Department of Medicine, University of California, San Francisco, Calif.
Systems Immunology Program, Benaroya Research Institute, Seattle, Wash.
J Allergy Clin Immunol. 2022 Jul;150(1):204-213. doi: 10.1016/j.jaci.2022.01.020. Epub 2022 Feb 8.
Seasonal variation in respiratory illnesses and exacerbations in pediatric populations with asthma is well described, though whether upper airway microbes play season-specific roles in these events is unknown.
We hypothesized that nasal microbiota composition is seasonally dynamic and that discrete microbe-host interactions modify risk of asthma exacerbation in a season-specific manner.
Repeated nasal samples from children with exacerbation-prone asthma collected during periods of respiratory health (baseline; n = 181 samples) or first captured respiratory illness (n = 97) across all seasons, underwent bacterial (16S ribosomal RNA gene) and fungal (internal transcribed spacer region 2) biomarker sequencing. Virus detection was performed by multiplex PCR. Paired nasal transcriptome data were examined for seasonal dynamics and integrative analyses.
Upper airway bacterial and fungal microbiota and rhinovirus detection exhibited significant seasonal dynamics. In seasonally adjusted analysis, variation in both baseline and respiratory illness microbiota related to subsequent exacerbation. Specifically, in the fall, when respiratory illness and exacerbation events were most frequent, several Moraxella and Haemophilus members were enriched both in virus-positive respiratory illnesses and those that progressed to exacerbations. The abundance of 2 discrete bacterial networks, characteristically comprising either Streptococcus or Staphylococcus, exhibited opposing interactions with an exacerbation-associated SMAD3 nasal epithelial transcriptional module to significantly increase the odds of subsequent exacerbation (odds ratio = 14.7, 95% confidence interval = 1.50-144, P = .02; odds ratio = 39.17, 95% confidence interval = 2.44-626, P = .008, respectively).

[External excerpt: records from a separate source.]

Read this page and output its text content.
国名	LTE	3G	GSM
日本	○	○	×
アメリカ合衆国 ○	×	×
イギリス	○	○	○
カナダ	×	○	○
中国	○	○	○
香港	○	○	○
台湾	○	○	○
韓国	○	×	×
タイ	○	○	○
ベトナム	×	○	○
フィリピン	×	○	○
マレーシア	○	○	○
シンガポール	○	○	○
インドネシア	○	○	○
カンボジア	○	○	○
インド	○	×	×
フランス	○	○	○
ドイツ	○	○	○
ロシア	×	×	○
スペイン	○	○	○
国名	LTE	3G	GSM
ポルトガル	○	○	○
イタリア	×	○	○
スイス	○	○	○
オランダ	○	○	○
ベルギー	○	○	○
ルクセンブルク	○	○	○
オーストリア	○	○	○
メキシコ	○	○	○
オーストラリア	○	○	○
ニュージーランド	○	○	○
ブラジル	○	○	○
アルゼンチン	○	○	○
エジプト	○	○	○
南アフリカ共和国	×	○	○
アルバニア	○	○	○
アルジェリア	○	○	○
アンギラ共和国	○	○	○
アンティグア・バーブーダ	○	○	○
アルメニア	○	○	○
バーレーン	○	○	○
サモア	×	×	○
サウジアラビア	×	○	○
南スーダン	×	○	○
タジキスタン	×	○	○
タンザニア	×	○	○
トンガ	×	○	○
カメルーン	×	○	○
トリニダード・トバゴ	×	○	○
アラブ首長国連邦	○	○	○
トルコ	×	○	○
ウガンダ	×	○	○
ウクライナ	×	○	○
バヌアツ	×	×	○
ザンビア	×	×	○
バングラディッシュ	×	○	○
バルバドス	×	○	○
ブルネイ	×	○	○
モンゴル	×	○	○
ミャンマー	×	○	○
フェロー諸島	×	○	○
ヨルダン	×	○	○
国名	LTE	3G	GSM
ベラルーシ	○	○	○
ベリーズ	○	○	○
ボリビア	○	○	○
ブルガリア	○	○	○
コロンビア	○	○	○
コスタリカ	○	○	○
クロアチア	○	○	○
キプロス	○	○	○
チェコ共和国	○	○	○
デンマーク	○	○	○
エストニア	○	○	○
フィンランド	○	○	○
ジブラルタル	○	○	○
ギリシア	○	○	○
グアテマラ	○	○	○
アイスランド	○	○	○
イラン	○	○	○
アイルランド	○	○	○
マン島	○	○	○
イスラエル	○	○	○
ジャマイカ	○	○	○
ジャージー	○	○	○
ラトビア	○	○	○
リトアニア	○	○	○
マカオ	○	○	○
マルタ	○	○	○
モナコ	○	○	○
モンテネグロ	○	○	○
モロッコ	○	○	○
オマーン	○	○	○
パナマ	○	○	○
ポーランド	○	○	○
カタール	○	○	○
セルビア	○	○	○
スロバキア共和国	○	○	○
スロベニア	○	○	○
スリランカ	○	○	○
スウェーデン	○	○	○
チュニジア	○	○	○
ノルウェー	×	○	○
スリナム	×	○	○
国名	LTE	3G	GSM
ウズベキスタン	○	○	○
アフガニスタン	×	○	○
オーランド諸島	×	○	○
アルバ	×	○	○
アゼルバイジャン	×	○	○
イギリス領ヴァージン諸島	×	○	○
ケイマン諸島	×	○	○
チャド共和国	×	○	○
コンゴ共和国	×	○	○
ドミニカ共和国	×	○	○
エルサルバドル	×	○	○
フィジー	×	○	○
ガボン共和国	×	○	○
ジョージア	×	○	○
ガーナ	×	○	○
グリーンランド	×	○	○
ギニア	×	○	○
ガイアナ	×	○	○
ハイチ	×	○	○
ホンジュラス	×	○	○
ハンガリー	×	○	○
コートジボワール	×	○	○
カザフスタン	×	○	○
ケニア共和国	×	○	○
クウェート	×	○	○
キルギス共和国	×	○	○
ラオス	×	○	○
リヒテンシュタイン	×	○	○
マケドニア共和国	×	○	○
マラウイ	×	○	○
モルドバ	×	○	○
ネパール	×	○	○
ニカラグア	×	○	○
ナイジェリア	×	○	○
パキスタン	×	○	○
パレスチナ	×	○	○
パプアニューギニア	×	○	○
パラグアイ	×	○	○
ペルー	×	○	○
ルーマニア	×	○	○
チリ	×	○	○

Upper airway microbiomes covary with season and with seasonal trends in respiratory illnesses and asthma exacerbations. Seasonally adjusted analyses reveal specific bacteria-host interactions that significantly increase risk of asthma exacerbation in these children.
儿童哮喘患者的呼吸道疾病和病情恶化存在季节性变化,这一点已有充分描述,不过上呼吸道微生物是否在这些事件中发挥特定于季节的作用尚不清楚。
我们假设鼻微生物群落组成具有季节性动态变化,且微生物与宿主的离散相互作用以特定于季节的方式改变哮喘恶化的风险。
在所有季节中,患有易发生恶化的哮喘的儿童在呼吸道健康期(基线;n=181 个样本)或首次出现呼吸道疾病时(n=97 个样本)反复采集鼻样本,进行细菌(16S 核糖体 RNA 基因)和真菌(内部转录间隔区 2)生物标志物测序。通过多重 PCR 进行病毒检测。检查配对的鼻转录组数据以确定季节性动态变化并进行综合分析。
上呼吸道细菌和真菌微生物群以及鼻病毒检测显示出明显的季节性动态变化。在季节调整分析中,基线和呼吸道疾病微生物群的变化均与随后的恶化有关。具体而言,在秋季,呼吸道疾病和恶化事件最为频繁时,呼吸道疾病中病毒阳性且进展为恶化的样本中,莫拉菌属和嗜血菌属的多个成员增多。2 个不同的细菌网络的丰度,通常由链球菌或葡萄球菌组成,与与恶化相关的 SMAD3 鼻上皮转录模块呈相反的相互作用,显著增加随后恶化的几率(比值比=14.7,95%置信区间=1.50-144,P=0.02;比值比=39.17,95%置信区间=2.44-626,P=0.008)。
上呼吸道微生物组与季节以及呼吸道疾病和哮喘恶化的季节性趋势相关。季节调整分析显示,特定的细菌-宿主相互作用显著增加了这些儿童哮喘恶化的风险。